Construction of Full-Diversity LDPC Lattices for Block-Fading Channels

Abstract: LDPC lattices were the first family of lattices which have an efficient decoding algorithm in high dimensions over an AWGN channel. Considering Construction D' of lattices with one binary LDPC code as underlying code gives the well known Construction A LDPC lattices or 1-level LDPC lattices. Block-fading channel (BF) is a useful model for various wireless communication channels in both indoor and outdoor environments. Frequency-hopping schemes and orthogonal frequency division multiplexing (OFDM) can conveniently be modelled as block-fading channels.
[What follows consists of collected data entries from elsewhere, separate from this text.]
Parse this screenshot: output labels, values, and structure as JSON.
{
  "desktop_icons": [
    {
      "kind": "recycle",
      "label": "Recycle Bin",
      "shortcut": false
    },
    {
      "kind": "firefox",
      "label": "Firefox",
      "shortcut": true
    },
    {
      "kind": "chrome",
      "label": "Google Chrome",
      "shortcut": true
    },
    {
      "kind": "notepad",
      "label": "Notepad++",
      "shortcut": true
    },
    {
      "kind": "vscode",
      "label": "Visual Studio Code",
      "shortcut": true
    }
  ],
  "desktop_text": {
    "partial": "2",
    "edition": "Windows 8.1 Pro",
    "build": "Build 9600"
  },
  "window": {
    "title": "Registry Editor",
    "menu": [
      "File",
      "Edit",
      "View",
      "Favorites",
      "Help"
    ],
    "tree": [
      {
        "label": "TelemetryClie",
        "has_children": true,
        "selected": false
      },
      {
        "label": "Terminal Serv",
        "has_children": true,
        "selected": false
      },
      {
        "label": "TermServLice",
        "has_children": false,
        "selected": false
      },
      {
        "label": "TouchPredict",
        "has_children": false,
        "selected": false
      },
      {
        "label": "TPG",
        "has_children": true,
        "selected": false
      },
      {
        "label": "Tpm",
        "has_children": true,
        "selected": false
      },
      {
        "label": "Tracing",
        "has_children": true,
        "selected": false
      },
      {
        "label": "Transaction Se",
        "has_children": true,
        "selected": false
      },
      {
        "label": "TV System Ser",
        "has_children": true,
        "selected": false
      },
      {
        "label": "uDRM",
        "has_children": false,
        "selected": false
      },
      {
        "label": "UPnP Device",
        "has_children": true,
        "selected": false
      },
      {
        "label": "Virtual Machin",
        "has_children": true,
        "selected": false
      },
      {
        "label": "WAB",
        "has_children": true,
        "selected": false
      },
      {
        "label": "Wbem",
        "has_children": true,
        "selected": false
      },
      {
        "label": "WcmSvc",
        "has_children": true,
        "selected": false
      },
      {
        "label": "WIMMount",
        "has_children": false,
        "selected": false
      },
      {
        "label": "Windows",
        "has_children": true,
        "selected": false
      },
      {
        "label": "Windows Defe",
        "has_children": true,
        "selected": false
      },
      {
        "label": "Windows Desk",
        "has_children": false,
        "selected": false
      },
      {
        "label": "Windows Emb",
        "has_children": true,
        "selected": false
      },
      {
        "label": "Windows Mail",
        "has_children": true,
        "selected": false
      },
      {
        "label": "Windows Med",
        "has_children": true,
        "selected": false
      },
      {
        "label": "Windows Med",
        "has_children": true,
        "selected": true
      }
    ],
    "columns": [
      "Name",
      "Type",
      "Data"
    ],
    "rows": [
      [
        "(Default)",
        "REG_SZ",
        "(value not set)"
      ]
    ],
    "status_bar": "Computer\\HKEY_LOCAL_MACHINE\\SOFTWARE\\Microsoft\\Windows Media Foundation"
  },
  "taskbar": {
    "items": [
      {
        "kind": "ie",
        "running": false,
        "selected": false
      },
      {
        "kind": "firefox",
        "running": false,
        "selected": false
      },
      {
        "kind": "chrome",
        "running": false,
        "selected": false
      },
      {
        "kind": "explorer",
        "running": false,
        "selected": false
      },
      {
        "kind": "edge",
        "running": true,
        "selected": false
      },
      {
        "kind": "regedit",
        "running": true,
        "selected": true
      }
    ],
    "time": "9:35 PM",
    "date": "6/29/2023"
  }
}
Applying lattices in this type of channel entails dividing a lattice point into multiple blocks such that fading is constant within a block but changes, independently, across blocks. The design of lattices for BF channels offers a challenging problem, which differs greatly from its counterparts like AWGN channels. Recently, the original binary Construction A for lattices, due to Forney, have been generalized to a lattice construction from totally real and complex multiplication fields. This generalized Construction A of lattices provides signal space diversity intrinsically, which is the main requirement for the signal sets designed for fading channels. In this paper we construct full diversity LDPC lattices for block-fading channels using Construction A over totally real number fields. We propose a new iterative decoding method for these family of lattices which has complexity that grows linearly in the dimension of the lattice. In order to implement our decoding algorithm, we propose the definition of a parity check matrix and Tanner graph for full diversity Construction A lattices. We also prove that the constructed LDPC lattices together with the proposed decoding method admit diversity order n-1 over an n-block-fading channel.